Abstract
Background
Aripiprazole can cause irreversible tardive dystonia in some individuals, and additional intervention is sometimes needed. Here, we report the first case of aripiprazole-induced irreversible tardive dystonia in which complete recovery of motor function was achieved using the antipsychotic drug clozapine.
Case presentation
A 24-year-old man with bipolar disorder was treated with aripiprazole and gradually developed tardive dystonia. Thorough medical and neurological examinations were performed to rule out other possible causes of tardive dystonia. Clozapine was administered when the patient did not improve following long-term withdrawal of aripiprazole or adjuvant medications. Before administration of clozapine, the patient was experiencing severe dystonia as assessed by the Extrapyramidal Symptom Rating Scale. Dystonic symptoms began to improve about 1 month after starting administration of clozapine and were completely resolved 3 months after clozapine administration.
Conclusions
Clinicians should note the risk of aripiprazole-induced tardive dystonia and consider clozapine as an alternative and effective treatment modality in cases of irreversible tardive dystonia, particularly when concomitant treatment of psychotic symptoms is required.
Keywords: Aripiprazole, Tardive dystonia, Clozapine
Background
Tardive dystonia is a serious movement disorder that occurs in patients treated with antipsychotics [1], and has been shown to develop in about 3 % of patients who have had long-term exposure to antipsychotics [2]. If untreated, this condition can often cause considerable distress and can lead to permanent debilitation [3, 4]. Chronic dopamine receptor antagonism is known to be strongly associated with the manifestation of tardive dystonia symptoms [5]. The low risk of tardive dystonia for atypical antipsychotics is thought to result from their weak affinity for dopamine receptors [6, 7].
Aripiprazole is an atypical antipsychotic with unique pharmacological properties. Because of its partial antagonistic activity on dopamine D2 receptors, aripiprazole is associated with an especially low risk of developing tardive dystonia. Moreover, some reports have described the use of aripiprazole in the treatment of tardive dystonia [8, 9]. Nonetheless, aripiprazole has also been shown to cause tardive dystonia in some cases, and motor symptoms of aripiprazole-induced tardive dystonia can sometimes be reversed by withdrawal of aripiprazole and addition of anticholinergic medications [10–13]. However, in some cases, neither withdrawal of medication nor treatment with drugs, such as trihexyphenidyl, have been shown to be effective in alleviating symptoms [10, 14, 15].
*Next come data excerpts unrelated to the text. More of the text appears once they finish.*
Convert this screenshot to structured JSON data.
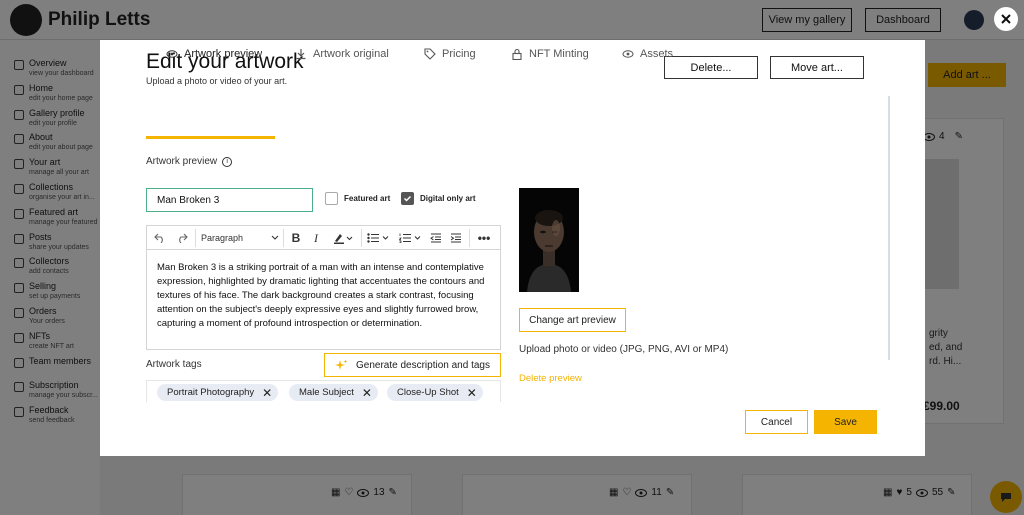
{
  "background": {
    "brand": "Philip Letts",
    "buttons": {
      "view_gallery": "View my gallery",
      "dashboard": "Dashboard",
      "add_art": "Add art ..."
    },
    "sidebar": [
      {
        "title": "Overview",
        "sub": "view your dashboard"
      },
      {
        "title": "Home",
        "sub": "edit your home page"
      },
      {
        "title": "Gallery profile",
        "sub": "edit your profile"
      },
      {
        "title": "About",
        "sub": "edit your about page"
      },
      {
        "title": "Your art",
        "sub": "manage all your art"
      },
      {
        "title": "Collections",
        "sub": "organise your art in..."
      },
      {
        "title": "Featured art",
        "sub": "manage your featured"
      },
      {
        "title": "Posts",
        "sub": "share your updates"
      },
      {
        "title": "Collectors",
        "sub": "add contacts"
      },
      {
        "title": "Selling",
        "sub": "set up payments"
      },
      {
        "title": "Orders",
        "sub": "Your orders"
      },
      {
        "title": "NFTs",
        "sub": "create NFT art"
      },
      {
        "title": "Team members",
        "sub": ""
      },
      {
        "title": "Subscription",
        "sub": "manage your subscr..."
      },
      {
        "title": "Feedback",
        "sub": "send feedback"
      }
    ],
    "card_text": [
      "grity",
      "ed, and",
      "rd. Hi..."
    ],
    "card_price": "£99.00",
    "card_counts": {
      "top_views": "4",
      "c1_views": "13",
      "c2_views": "11",
      "c3_likes": "5",
      "c3_views": "55"
    }
  },
  "modal": {
    "title": "Edit your artwork",
    "subtitle": "Upload a photo or video of your art.",
    "delete_label": "Delete...",
    "move_label": "Move art...",
    "tabs": [
      {
        "label": "Artwork preview",
        "icon": "eye-icon"
      },
      {
        "label": "Artwork original",
        "icon": "download-icon"
      },
      {
        "label": "Pricing",
        "icon": "tag-icon"
      },
      {
        "label": "NFT Minting",
        "icon": "lock-icon"
      },
      {
        "label": "Assets",
        "icon": "eye-icon"
      }
    ],
    "section_label": "Artwork preview",
    "name_value": "Man Broken 3",
    "featured_label": "Featured art",
    "featured_checked": false,
    "digital_label": "Digital only art",
    "digital_checked": true,
    "toolbar": {
      "paragraph": "Paragraph"
    },
    "description": "Man Broken 3 is a striking portrait of a man with an intense and contemplative expression, highlighted by dramatic lighting that accentuates the contours and textures of his face. The dark background creates a stark contrast, focusing attention on the subject's deeply expressive eyes and slightly furrowed brow, capturing a moment of profound introspection or determination.",
    "tags_label": "Artwork tags",
    "generate_label": "Generate description and tags",
    "tags": [
      "Portrait Photography",
      "Male Subject",
      "Close-Up Shot"
    ],
    "change_preview_label": "Change art preview",
    "upload_text": "Upload photo or video (JPG, PNG, AVI or MP4)",
    "delete_preview_label": "Delete preview",
    "cancel_label": "Cancel",
    "save_label": "Save"
  },
  "colors": {
    "accent": "#f5b400",
    "input_border": "#4caf8a",
    "tag_bg": "#e7ebf3"
  }
}
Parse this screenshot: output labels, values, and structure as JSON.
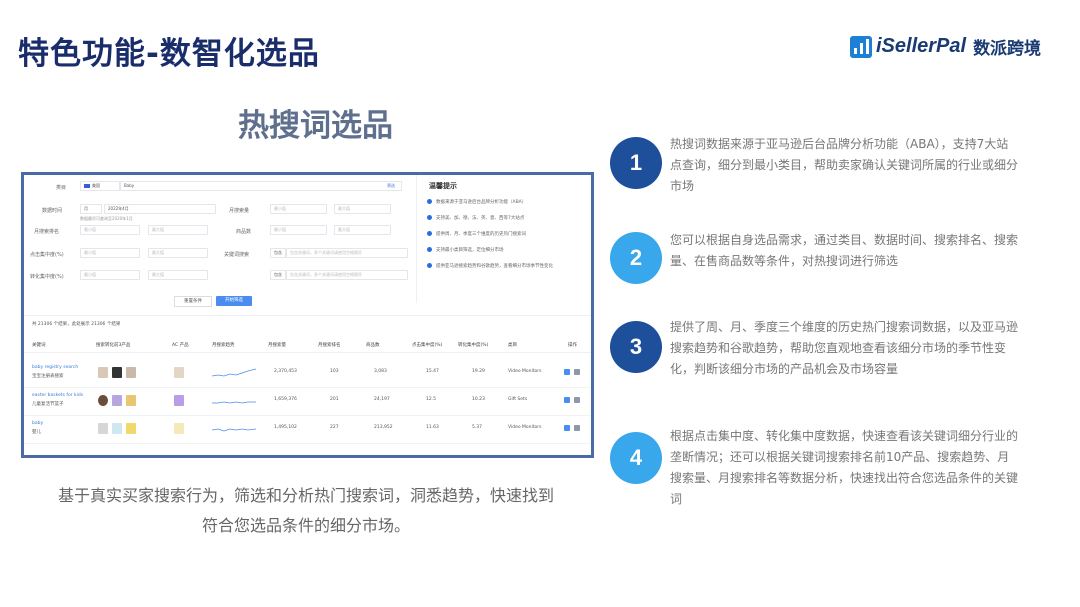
{
  "header": {
    "title": "特色功能-数智化选品",
    "logo_en": "iSellerPal",
    "logo_cn": "数派跨境"
  },
  "section": {
    "heading": "热搜词选品",
    "caption_line1": "基于真实买家搜索行为，筛选和分析热门搜索词，洞悉趋势，快速找到",
    "caption_line2": "符合您选品条件的细分市场。"
  },
  "screenshot": {
    "filters": {
      "market_label": "类目",
      "market_value": "美国",
      "keyword_value": "Baby",
      "search_btn": "筛选",
      "data_time_label": "数据时间",
      "period": "月",
      "date": "2022年4月",
      "date_hint": "数据最早可查询至2020年1月",
      "monthly_search_label": "月搜索量",
      "monthly_rank_label": "月搜索排名",
      "product_count_label": "商品数",
      "click_conc_label": "点击集中度(%)",
      "keyword_search_label": "关键词搜索",
      "conv_conc_label": "转化集中度(%)",
      "placeholder_min": "最小值",
      "placeholder_max": "最大值",
      "placeholder_keyword": "包含关键词，多个关键词请使用空格隔开",
      "contain_label": "包含"
    },
    "tips": {
      "title": "温馨提示",
      "items": [
        "数据来源于亚马逊后台品牌分析功能（ABA）",
        "支持美、加、德、法、英、意、西等7大站点",
        "提供周、月、季度三个维度的历史热门搜索词",
        "支持最小类目筛选，定位细分市场",
        "提供亚马逊搜索趋势和谷歌趋势，查看细分市场季节性变化"
      ]
    },
    "buttons": {
      "reset": "重置条件",
      "start": "开始筛选"
    },
    "result_count": "共 21306 个结果，此处展示 21306 个结果",
    "columns": [
      "关键词",
      "搜索转化前3产品",
      "AC 产品",
      "月搜索趋势",
      "月搜索量",
      "月搜索排名",
      "商品数",
      "点击集中度(%)",
      "转化集中度(%)",
      "类目",
      "操作"
    ],
    "rows": [
      {
        "kw": "baby registry search",
        "kw_cn": "宝宝注册表搜索",
        "volume": "2,370,453",
        "rank": "103",
        "products": "3,083",
        "click": "15.47",
        "conv": "19.29",
        "category": "Video Monitors"
      },
      {
        "kw": "easter baskets for kids",
        "kw_cn": "儿童复活节篮子",
        "volume": "1,659,376",
        "rank": "201",
        "products": "24,197",
        "click": "12.5",
        "conv": "10.23",
        "category": "Gift Sets"
      },
      {
        "kw": "baby",
        "kw_cn": "婴儿",
        "volume": "1,495,102",
        "rank": "227",
        "products": "213,952",
        "click": "11.63",
        "conv": "5.37",
        "category": "Video Monitors"
      }
    ]
  },
  "features": [
    {
      "num": "1",
      "text": "热搜词数据来源于亚马逊后台品牌分析功能（ABA），支持7大站点查询，细分到最小类目，帮助卖家确认关键词所属的行业或细分市场",
      "color": "#1d4f9b"
    },
    {
      "num": "2",
      "text": "您可以根据自身选品需求，通过类目、数据时间、搜索排名、搜索量、在售商品数等条件，对热搜词进行筛选",
      "color": "#38a7eb"
    },
    {
      "num": "3",
      "text": "提供了周、月、季度三个维度的历史热门搜索词数据，以及亚马逊搜索趋势和谷歌趋势，帮助您直观地查看该细分市场的季节性变化，判断该细分市场的产品机会及市场容量",
      "color": "#1d4f9b"
    },
    {
      "num": "4",
      "text": "根据点击集中度、转化集中度数据，快速查看该关键词细分行业的垄断情况；还可以根据关键词搜索排名前10产品、搜索趋势、月搜索量、月搜索排名等数据分析，快速找出符合您选品条件的关键词",
      "color": "#38a7eb"
    }
  ]
}
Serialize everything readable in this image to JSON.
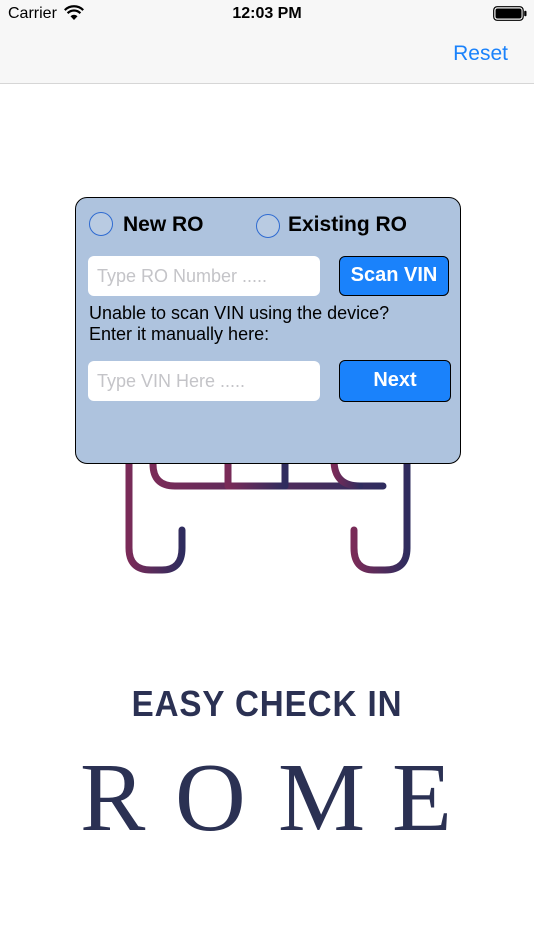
{
  "status_bar": {
    "carrier": "Carrier",
    "time": "12:03 PM",
    "icons": [
      "wifi-icon",
      "battery-icon"
    ]
  },
  "nav_bar": {
    "reset_label": "Reset",
    "accent_color": "#1a82fb"
  },
  "modal": {
    "radio_options": [
      {
        "label": "New RO",
        "selected": false
      },
      {
        "label": "Existing RO",
        "selected": false
      }
    ],
    "ro_number_field": {
      "value": "",
      "placeholder": "Type RO Number ....."
    },
    "scan_vin_label": "Scan VIN",
    "help_line_1": "Unable to scan VIN using the device?",
    "help_line_2": "Enter it manually here:",
    "vin_field": {
      "value": "",
      "placeholder": "Type VIN Here ....."
    },
    "next_label": "Next",
    "background_color": "#aec3de"
  },
  "brand": {
    "title": "EASY CHECK IN",
    "name_letters": [
      "R",
      "O",
      "M",
      "E"
    ],
    "text_color": "#2b3153"
  }
}
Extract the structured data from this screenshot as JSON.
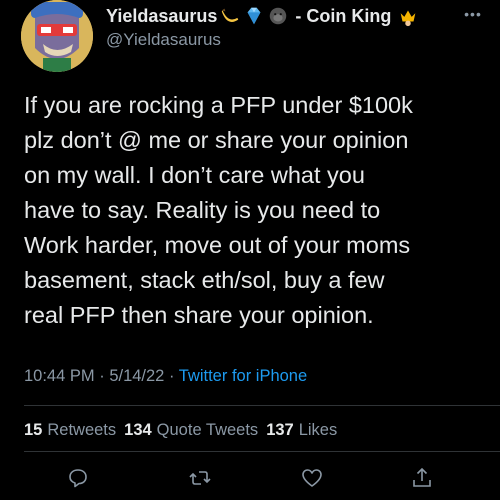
{
  "user": {
    "display_name": "Yieldasaurus",
    "name_suffix": "- Coin King",
    "handle": "@Yieldasaurus",
    "name_emojis": [
      "banana-emoji-icon",
      "gem-emoji-icon",
      "gorilla-emoji-icon"
    ],
    "suffix_emoji": "crown-emoji-icon"
  },
  "tweet": {
    "text": "If you are rocking a PFP under $100k\nplz don’t @ me or share your opinion\non my wall.  I don’t care what you\nhave to say. Reality is you need to\nWork harder, move out of your moms\nbasement, stack eth/sol, buy a few\nreal PFP then share your opinion.",
    "time": "10:44 PM",
    "separator": "·",
    "date": "5/14/22",
    "source": "Twitter for iPhone"
  },
  "stats": {
    "retweets_count": "15",
    "retweets_label": "Retweets",
    "quotes_count": "134",
    "quotes_label": "Quote Tweets",
    "likes_count": "137",
    "likes_label": "Likes"
  },
  "colors": {
    "background": "#000000",
    "text": "#e7e9ea",
    "secondary": "#8b98a5",
    "accent": "#1d9bf0",
    "divider": "#2f3336"
  }
}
Some studies have reported improvement in symptoms of tardive dystonia by switching from a typical antipsychotic to an atypical antipsychotic [16], such as clozapine. However, attempts to assess the efficacy of clozapine on motor symptoms in patients with tardive dystonia are conflicting and inconclusive. Many previous studies examining the effects of switching to clozapine for antipsychotic-induced tardive dystonia have reported a reversal of motor symptoms [17, 18]. However, it is not clear whether discontinuation of the original antipsychotic treatment or the switch to clozapine leads to improvements in movement symptoms.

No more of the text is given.